Kang Wendi, Tang Peiyun, Luo Yingen, Lian Qicai, Zhou Xuan, Ren Jinrui, Cong Tianhao, Miao Lei, Li Hang, Huang Xiaoyu, Ou Aixin, Li Hao, Yan Zhentao, Di Yingjie, Li Xiao, Ye Feng, Zhu Xiaoli, Yang Zhengqiang
Department of Interventional Therapy, National Cancer Center/National Clinical Research Center for Cancer/Cancer Hospital, Chinese Academy of Medical Sciences and Peking Union Medical College, Beijing 100021, China.
Department of Radiology, China-Japan Union Hospital of Jilin University, Changchun 130000, China.
Acad Radiol. 2025 Apr;32(4):2013-2026. doi: 10.1016/j.acra.2024.10.038. Epub 2024 Nov 28.
To develop and validate multiple machine learning predictive models incorporating clinical features and pretreatment multiparametric magnetic resonance imaging (MRI) radiomic features for predicting treatment response to transarterial chemoembolization combined with molecular targeted therapy plus immunotherapy in unresectable hepatocellular carcinoma (HCC).
This retrospective study involved 276 patients with unresectable HCC who received combination therapy from 4 medical centers. Patients were divided into one training cohort and two independent external validation cohorts. 16 radiomic features from six multiparametric MRI sequences and 2 clinical features were used to build six machine learning models. The models were evaluated using the area under the curve (AUC), decision curve analysis, and incremental predictive value.
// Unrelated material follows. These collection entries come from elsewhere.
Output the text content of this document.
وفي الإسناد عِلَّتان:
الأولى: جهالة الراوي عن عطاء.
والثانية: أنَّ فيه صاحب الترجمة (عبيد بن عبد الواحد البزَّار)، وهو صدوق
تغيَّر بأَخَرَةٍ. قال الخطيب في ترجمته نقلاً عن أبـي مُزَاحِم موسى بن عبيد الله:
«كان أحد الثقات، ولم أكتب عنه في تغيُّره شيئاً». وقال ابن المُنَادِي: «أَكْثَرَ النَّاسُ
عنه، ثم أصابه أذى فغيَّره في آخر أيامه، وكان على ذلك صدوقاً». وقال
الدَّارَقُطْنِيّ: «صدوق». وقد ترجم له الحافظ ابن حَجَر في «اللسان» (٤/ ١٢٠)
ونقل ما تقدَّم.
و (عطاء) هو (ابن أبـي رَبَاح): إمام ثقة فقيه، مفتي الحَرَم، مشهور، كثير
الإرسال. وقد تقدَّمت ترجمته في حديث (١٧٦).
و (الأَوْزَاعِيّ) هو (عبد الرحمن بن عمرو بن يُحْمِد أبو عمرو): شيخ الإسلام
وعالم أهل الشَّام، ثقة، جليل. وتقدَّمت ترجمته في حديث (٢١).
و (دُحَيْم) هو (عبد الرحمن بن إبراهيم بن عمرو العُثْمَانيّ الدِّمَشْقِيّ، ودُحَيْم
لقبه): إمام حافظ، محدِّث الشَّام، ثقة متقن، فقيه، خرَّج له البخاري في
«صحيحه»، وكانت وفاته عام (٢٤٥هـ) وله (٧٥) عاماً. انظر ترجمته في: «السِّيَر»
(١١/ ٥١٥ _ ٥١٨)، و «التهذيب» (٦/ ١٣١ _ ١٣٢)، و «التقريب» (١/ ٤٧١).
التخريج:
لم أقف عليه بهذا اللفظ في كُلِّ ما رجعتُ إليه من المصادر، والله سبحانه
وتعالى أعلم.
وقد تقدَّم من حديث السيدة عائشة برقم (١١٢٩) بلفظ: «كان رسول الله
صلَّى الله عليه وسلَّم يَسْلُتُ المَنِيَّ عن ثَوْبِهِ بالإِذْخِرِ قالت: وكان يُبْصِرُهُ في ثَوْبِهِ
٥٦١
Alpha-fetoprotein and neutrophil-to-lymphocyte ratio are clinical independent predictors of treatment response. In the training cohort and two external validation cohorts, the AUCs and 95% confidence intervals for predicting treatment response were respectively 0.782 (0.698-0.857) 0.695 (0.566-0.823), and 0.679 (0.542-0.810) for the clinical model; 0.942 (0.903-0.974), 0.869 (0.761-0.949), and 0.868 (0.769-0.942) for the radiomics model; and 0.956 (0.920-0.984), 0.895 (0.810-0.967), and 0.892 (0.804-0.957) for the combined clinical-radiomics model. In the three cohorts, the incremental predictive value of the radiomics model over the clinical model was 49.2% (P < 0.001), 28.8% (P < 0.001), and 31.5% (P < 0.001).
The combined clinical-radiomics model may provide a reliable and non-invasive tool to predict individual treatment responses and guide and improve clinical decision-making in combination therapy of HCC patients.
开发并验证多个机器学习预测模型,这些模型纳入临床特征和治疗前多参数磁共振成像(MRI)的放射组学特征,用于预测不可切除肝细胞癌(HCC)经动脉化疗栓塞联合分子靶向治疗加免疫治疗的疗效。
这项回顾性研究纳入了来自4个医学中心接受联合治疗的276例不可切除HCC患者。患者被分为一个训练队列和两个独立的外部验证队列。使用来自六个多参数MRI序列的16个放射组学特征和2个临床特征构建六个机器学习模型。使用曲线下面积(AUC)、决策曲线分析和增量预测值对模型进行评估。
甲胎蛋白和中性粒细胞与淋巴细胞比值是治疗反应的临床独立预测因素。在训练队列和两个外部验证队列中,临床模型预测治疗反应的AUC及95%置信区间分别为0.782(0.698 - 0.857)、0.695(0.566 - 0.823)和0.679(0.542 - 0.810);放射组学模型分别为0.942(0.903 - 0.974)、0.869(0.761 - 0.949)和0.868(0.769 - 0.942);临床 - 放射组学联合模型分别为0.956(0.920 - 0.984)、0.895(0.810 - 0.967)和0.892(0.804 - 0.957)。在这三个队列中,放射组学模型相对于临床模型的增量预测值分别为49.2%(P < 0.001)、28.8%(P < 0.001)和31.5%(P < 0.001)。
临床 - 放射组学联合模型可能提供一种可靠的非侵入性工具,以预测个体治疗反应,并指导和改善HCC患者联合治疗中的临床决策。